Sempre attivi all’interno della vita paesana, con coraggio ed intraprendenza Alessio Becattini, Edoardo Desideri e Francesco Taddei si sono cimentati in questa impresa culinaria. Per mettere alla prova loro stessi ed animare la comunità.
Ma in primis (il che fa loro ancora più onore) è stata una nobile causa a spingerli a partecipare. La maggior parte del ricavato infatti sarebbe stata donata ai terremotati di Amatrice: ammirevole esempio di solidarietà.
Così a distanza di un mese i consiglieri della Pro Loco di Sambuca ed i giovani chef sono ben felici di tirare le fila di quanto, sebbene con uno sforzo in più di quello immaginato, hanno compiuto. E di comunicare l’eccezionale obiettivo conseguito.

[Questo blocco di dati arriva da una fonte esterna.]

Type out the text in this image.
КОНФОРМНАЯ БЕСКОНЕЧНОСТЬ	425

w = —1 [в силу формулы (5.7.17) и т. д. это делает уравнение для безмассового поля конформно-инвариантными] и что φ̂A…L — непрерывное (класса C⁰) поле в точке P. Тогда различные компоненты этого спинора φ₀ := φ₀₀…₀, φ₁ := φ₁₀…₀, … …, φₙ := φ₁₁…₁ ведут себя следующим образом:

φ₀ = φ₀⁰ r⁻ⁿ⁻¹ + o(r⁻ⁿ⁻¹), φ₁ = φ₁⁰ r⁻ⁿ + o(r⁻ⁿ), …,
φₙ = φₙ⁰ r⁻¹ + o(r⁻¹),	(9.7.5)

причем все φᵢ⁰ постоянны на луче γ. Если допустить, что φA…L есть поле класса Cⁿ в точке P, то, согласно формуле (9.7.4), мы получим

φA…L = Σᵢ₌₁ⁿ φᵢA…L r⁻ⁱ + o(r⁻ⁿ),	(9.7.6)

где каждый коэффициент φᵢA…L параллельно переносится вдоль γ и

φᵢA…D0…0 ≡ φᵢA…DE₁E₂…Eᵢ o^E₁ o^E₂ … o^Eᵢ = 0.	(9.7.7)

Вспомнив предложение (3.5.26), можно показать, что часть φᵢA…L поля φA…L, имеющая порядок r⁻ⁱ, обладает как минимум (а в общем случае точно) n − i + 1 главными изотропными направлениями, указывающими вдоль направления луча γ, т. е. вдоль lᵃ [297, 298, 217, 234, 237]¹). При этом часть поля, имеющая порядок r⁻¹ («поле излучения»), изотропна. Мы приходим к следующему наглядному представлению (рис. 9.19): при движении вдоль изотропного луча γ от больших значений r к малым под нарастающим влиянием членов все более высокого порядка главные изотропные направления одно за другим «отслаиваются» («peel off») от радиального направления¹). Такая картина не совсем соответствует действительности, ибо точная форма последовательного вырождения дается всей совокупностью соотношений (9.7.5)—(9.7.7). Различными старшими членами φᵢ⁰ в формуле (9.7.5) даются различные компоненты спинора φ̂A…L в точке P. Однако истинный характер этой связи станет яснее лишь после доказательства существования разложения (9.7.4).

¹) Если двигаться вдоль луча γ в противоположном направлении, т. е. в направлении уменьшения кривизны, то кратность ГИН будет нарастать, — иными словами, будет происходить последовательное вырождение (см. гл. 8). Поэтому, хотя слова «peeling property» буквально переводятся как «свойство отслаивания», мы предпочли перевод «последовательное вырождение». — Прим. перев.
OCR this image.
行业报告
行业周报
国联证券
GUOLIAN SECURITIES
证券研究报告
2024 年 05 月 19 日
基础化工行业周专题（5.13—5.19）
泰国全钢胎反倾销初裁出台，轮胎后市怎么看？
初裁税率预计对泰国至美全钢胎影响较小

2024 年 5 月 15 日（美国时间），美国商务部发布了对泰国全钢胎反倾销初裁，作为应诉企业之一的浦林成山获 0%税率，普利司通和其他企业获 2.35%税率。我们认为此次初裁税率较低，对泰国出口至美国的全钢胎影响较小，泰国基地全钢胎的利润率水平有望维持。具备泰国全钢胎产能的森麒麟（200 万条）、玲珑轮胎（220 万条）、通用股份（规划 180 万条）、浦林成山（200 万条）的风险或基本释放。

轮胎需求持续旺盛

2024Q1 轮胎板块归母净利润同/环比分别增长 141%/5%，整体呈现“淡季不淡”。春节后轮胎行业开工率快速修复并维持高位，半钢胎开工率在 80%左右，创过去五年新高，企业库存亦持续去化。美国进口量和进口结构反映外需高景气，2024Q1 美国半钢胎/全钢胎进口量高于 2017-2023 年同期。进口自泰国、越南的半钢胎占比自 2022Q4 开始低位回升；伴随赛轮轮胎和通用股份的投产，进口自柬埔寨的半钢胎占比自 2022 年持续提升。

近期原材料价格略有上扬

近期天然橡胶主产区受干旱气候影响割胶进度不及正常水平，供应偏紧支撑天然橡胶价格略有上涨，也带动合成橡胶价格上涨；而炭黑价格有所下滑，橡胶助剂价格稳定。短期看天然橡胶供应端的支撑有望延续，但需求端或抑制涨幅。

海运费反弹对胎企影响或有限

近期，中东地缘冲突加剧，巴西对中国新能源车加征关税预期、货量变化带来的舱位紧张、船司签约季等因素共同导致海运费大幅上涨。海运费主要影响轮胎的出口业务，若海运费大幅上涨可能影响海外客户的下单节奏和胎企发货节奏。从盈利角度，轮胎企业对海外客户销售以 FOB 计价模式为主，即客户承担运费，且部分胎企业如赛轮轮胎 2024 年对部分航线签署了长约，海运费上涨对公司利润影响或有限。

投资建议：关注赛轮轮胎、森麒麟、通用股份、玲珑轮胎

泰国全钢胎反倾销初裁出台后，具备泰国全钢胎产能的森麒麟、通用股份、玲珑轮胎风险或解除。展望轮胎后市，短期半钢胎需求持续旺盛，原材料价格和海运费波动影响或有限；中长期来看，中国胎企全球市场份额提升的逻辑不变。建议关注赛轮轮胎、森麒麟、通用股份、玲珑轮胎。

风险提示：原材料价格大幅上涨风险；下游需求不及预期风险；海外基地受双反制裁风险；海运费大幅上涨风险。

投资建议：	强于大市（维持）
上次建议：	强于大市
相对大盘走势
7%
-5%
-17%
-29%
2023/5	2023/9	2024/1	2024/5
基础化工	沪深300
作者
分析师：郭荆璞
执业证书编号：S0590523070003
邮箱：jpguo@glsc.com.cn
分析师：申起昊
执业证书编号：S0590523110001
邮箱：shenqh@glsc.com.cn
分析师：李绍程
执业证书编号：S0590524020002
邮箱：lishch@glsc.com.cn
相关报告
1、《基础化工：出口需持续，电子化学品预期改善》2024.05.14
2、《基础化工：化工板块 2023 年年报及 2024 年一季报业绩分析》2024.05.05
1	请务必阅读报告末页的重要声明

“La cena è andata bene – a parlare sono i consiglieri della Pro Loco di Sambuca Matteo Taddei e Priscilla Peruzzi – Inclusi il sindaco di Tavarnelle David Baroncelli ed il nuovo parroco don Pasquale, eravamo 160 persone”.
“Squisito il cibo – proseguono – i commensali sono rimasti contenti. Purtroppo abbiamo dovuto dire anche diversi no, dato che ormai avevamo superato la soglia massima di persone programmata”.
“Per fortuna il tempo ci ha voluto bene – raccontano – Ci è già stato chiesto quando si terrà il prossimo evento. Probabilmente replicheremo nel periodo natalizio, in base alla disponibilità dei ragazzi”.
“Molto bravi i giovani chef – dicono – Dalla mattina si sono trattenuti fino alle tre di notte per rimettere tutto quanto. Hanno anche saputo affrontare qualche inevitabile inghippo. Siamo felici che vogliano candidarsi in Pro Loco”.
“Per un totale di 500 euro – concludono i consiglieri – più della metà dell’incasso è stata devoluta in beneficienza ad Amatrice. Attraverso il conto creato dalla Misericordia, che comprende pure le donazioni di altre associazioni di Tavarnelle e Barberino val d’Elsa”.
“Nonostante intoppi e disguidi – intervengono i tre giovani chef – siamo riusciti a portare a termine la cena. La consideravamo più semplice da realizzare. A posteriori è stato piuttosto impegnativo”.
“Siamo in ogni caso soddisfatti di com'è andata – dicono ancora – Sulla base dei giudizi delle persone che hanno contribuito, la più diffusa è l'intenzione di riproporre una serata simile”.
“Ci teniamo a ringraziare ancora una volta tutti coloro che ci hanno aiutato nella preparazione – sottolineano i ragazzi – Soprattutto chi si è inserito volontariamente anche all'ultimo momento”.